Tasya mencari bahan yang bisa di olah secara cepat perutnya sejak tadi tidak hentinya berbunyi mengharuskan Tasya membuka lemari pendingin.

"Kenapa cuma ada telor? kemana ayam yang aku simpan disini?" Tasya yang tidak bisa lagi menahan lapar memasak mie instan dengan dua telor, baginya saat ini makan kenyang dan tidur dengan nyenyak. lima belas menit mie telah tersaji di atas meja kecil matanya berbinar.

"Waktunya makan." gumam Tasya, meraih sendok dan garpu siap menyantap satu mangkuk mie instan yang menggoda seleranya.

saat mie akan meluncur ke arahnya tiba-tiba suara tangisan Nara kembali terdengar namun kali ini di barengi dengan suara panggilannya.

"Tante ibu... "

"Uhuk Uhuk." Tasya tersedak saat mendengar suara Nara memanggilnya, sesaat Tasya terdiam untuk memastikan jika yang memanggilnya adalah benar-benar Nara.

"Tante ibu, tolong buka pintunya," suara Nara kembali terdengar membuat Tasya berlari kearah pintu namun ia tidak membukanya, melainkan mengintip melalui jendela berlahan membuka gorden sedikit, hatinya terenyuh melihat Nara yang tengah duduk menatap pintu rumahnya.

"Nara sayang, apa yang kamu lakukan nak?" Tasya mengangkat tubuh Nara dan memeluknya dengan erat.

"Tante ibu, kenapa tidak di buka pintunya, Nara kangen Tante ibu,"

"Sayang, Maafkan Tante sedang berada di dalam kamar mandi sehingga tante tidak mendengar suara Nara sekali lagi maafkan tante," Tasya menghujani wajah Nara dengan ciuman yang sangat lembut mendudukkan di atas pangkuannya dan pelukan yang hangat membuat Nara tenang dan tidak lama Nara tertidur dalam pelukannya.

"Biar Nara saya bawa pulang." suara bariton membuat Tasya mengangkat wajahnya dan menatap pria yang ada di depannya, Tasya yang menyadari tengah memakai pakaian santai dengan setelan kaos oblong dan celana di atas lutut.

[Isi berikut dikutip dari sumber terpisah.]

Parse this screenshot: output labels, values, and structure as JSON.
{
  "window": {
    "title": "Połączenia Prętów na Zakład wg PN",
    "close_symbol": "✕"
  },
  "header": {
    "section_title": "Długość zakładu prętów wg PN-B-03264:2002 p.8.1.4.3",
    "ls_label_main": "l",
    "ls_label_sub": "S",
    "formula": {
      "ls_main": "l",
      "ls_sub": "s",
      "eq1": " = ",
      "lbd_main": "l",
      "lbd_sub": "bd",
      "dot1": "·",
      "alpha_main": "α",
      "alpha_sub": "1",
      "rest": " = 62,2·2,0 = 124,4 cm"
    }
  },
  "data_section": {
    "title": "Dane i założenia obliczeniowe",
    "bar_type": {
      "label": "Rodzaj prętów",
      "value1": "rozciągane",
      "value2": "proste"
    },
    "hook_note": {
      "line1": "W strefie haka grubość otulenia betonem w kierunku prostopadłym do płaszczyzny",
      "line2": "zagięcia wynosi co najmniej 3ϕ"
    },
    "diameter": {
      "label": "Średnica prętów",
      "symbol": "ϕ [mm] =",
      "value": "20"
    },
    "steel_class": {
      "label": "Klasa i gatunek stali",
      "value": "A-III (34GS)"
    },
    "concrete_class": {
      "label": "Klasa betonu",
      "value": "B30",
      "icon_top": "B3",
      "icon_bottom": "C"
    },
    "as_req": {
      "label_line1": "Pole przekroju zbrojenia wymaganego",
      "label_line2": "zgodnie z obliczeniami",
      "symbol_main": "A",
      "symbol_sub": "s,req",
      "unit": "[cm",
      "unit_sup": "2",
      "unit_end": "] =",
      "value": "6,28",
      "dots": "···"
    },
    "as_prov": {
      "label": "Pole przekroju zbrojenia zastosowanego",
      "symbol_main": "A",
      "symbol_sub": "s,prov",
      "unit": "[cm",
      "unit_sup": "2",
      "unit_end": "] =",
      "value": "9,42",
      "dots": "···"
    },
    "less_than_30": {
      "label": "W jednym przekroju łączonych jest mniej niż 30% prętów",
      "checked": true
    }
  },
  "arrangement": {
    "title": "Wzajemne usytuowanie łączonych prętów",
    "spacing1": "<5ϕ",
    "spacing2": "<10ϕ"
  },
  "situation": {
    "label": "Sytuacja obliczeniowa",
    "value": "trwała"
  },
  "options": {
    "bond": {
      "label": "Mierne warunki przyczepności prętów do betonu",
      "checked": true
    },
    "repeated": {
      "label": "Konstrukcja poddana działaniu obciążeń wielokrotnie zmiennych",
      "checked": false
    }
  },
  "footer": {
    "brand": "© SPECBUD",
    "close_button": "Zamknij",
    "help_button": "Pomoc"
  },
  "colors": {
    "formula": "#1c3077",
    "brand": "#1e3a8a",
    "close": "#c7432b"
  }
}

"Maaf saya tidak melihat anda sejak tadi, silakan duduk tuan."

"Terima kasih, Sepertinya saya tetap di sini, saya tidak ingin orang berpikir yang tidak-tidak tentang kamu,

lebih baik Nara saya bawa pulang lagi pula dia sudah tidur bukan?"

"Jika anda izinkan biarkan Nara tidur sini, saya yakin saat bangun nanti dia akan menangis mendapati tidak lagi dalam pelukan saya."

"Aku tidak biasa jauh dari anakku, jika kamu berkenan sebaiknya kamu yang ikut dengan saya dan tinggal di rumah kami, saya ingin putri saya bahagia dan saya tidak ingin dia menangis histeris seperti akhir-akhir ini."

"Saya tidak suka menunggu, sekarang pergilah saya minta tolong dan mohon padamu untuk ikut dengan saya ke rumah, saya ingin putri saya Nara tersenyum saat terbangun melihat kamu ada di sampingnya, saya sangat yakin jika Nara akan bahagia melihat wanita yang di panggilnya Tante ibu berada di dalam kamarnya, tolong kali ini saja saya minta untuk menginap di rumah."